This week we welcome HBG Senior Researcher Jennifer Turner to the blog to discuss one of her favorite topics – prospect identification. Jen’s been working with a longstanding (and much beloved) client for over five years and the majority of her work over that time has been prospect identification. As a result, Jen is our go-to person on the team when someone wants some innovative ideas to break out of the same-old-same-old ways of looking for new donors. Here she shares three great ideas for you – do you have any to share with her? ~Helen
As I began thinking about a topic for this blog post and looked at my current list of projects for inspiration, I realized I was in the same position I was in when asked to write a blog post five years ago – immersed in prospecting! So, here we go with some more tips on finding new prospects, or, what I affectionately refer to as, “Prospecting 2.0.”
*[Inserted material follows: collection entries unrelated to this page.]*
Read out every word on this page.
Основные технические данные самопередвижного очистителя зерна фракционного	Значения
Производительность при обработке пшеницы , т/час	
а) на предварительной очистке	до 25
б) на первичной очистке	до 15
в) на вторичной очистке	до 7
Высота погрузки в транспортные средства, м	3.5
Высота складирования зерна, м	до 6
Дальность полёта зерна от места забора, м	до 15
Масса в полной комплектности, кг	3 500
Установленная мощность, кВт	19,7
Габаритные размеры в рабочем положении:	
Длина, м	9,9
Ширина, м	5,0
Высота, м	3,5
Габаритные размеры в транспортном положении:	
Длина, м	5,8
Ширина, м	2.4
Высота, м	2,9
I was recently on a hunt for new prospects, but felt like I had exhausted the usual resources. I was tired of searching the Rich Register and combing through annual reports of organizations similar to that of my client. Having caught up on my alert emails (side note: setting up an alert for “million” AND “gift” can be one way to identify new prospects, just beware that you will be inundated with results and others may already be on their trail as well), I realized it was time to step outside the box of usual resources…
Then I remembered a session I had attended at the last April’s NEDRA conference titled “Lyft that Rocket Lab to the Improbable (all things “unicorn”) by Richard Horne and LaShawn Underdue. During this session, we learned that companies valued at over $1 billion are known as unicorns, and there are over 260 unicorn companies. A deeper look at the executives behind these companies can lead you to some hidden gems that may otherwise not appear on your typical rich lists (since these are private companies, salaries are not disclosed, and there are no stock holdings to report). Yet, I repeat – these are billion dollar companies! And some may be on the verge of going public – definitely worth adding to your alert list. So check out the executives at these companies and see where their philanthropic interests lay.
Another vein that may lead you to a gold mine of new prospects is the world of angel investors and the organizations they are affiliated with. While you may have already known that such organizations exist, have you ever taken the time to delve into the background of their members? You may be surprised by how many gems you come away with. While it may seem tedious, the payoff could be well worth it. If you don’t know where to start, check out this directory: https://www.angelcapitalassociation.org/directory/
On the site, the organizations are broken down by regions, which is great if you have a development officer traveling to a specific geographic area and looking to fill time with some new prospects.
…IN THE HEDGES
Another area I like to check periodically is the mysterious world of hedge funds. Like angel investors, these executives do not necessarily appear on any rich list because their hedge funds are considered private companies and therefore are not required to report salaries. That being said, we all know big money is usually associated with this field. If you need help getting started, search “hedge fund” and “New York” (or any city your development officer may be visiting) and see what results are returned. You’ll end up with a nice list of hedge funds in your targeted geographic area. You can quickly review the total assets of the firm (to ensure you are dealing with the ultra HNWIs), and then start looking at the top executives.
Again, this may seem a bit tedious, but I find it’s worth putting in the extra time to find these hidden gems, as opposed to relying on the top names that everyone sees on published rich lists.
These are just some of the ways in which I try to find prospects who may be flying under the radar. They may not appear on any wealth list (yet), but a quick look at the size of the company they are affiliated with (be it a unicorn company, through angel investing, or hedge fund affiliation) suggests the amount of money being exchanged. A deeper look into where these prospects may live (and the value of their home) or the size of gifts they’ve already made can confirm your initial hunch that they could easily make a six, and in most cases, even seven, figure gift.
These suggestions are meant to help you be proactive – don’t wait for your development officer to give you the criteria to search for new prospects. Trying thinking beyond the obvious HNWIs to find the unpublished names. While it may seem overwhelming at first, even spending a few minutes at the end of each day scrolling through the executives of unicorn companies, angel investors, and hedge funds can have huge payoffs. Your development officers will thank you for finding those new people who aren’t already being solicited!
What methods do you have for thinking outside of the box when it comes to prospecting?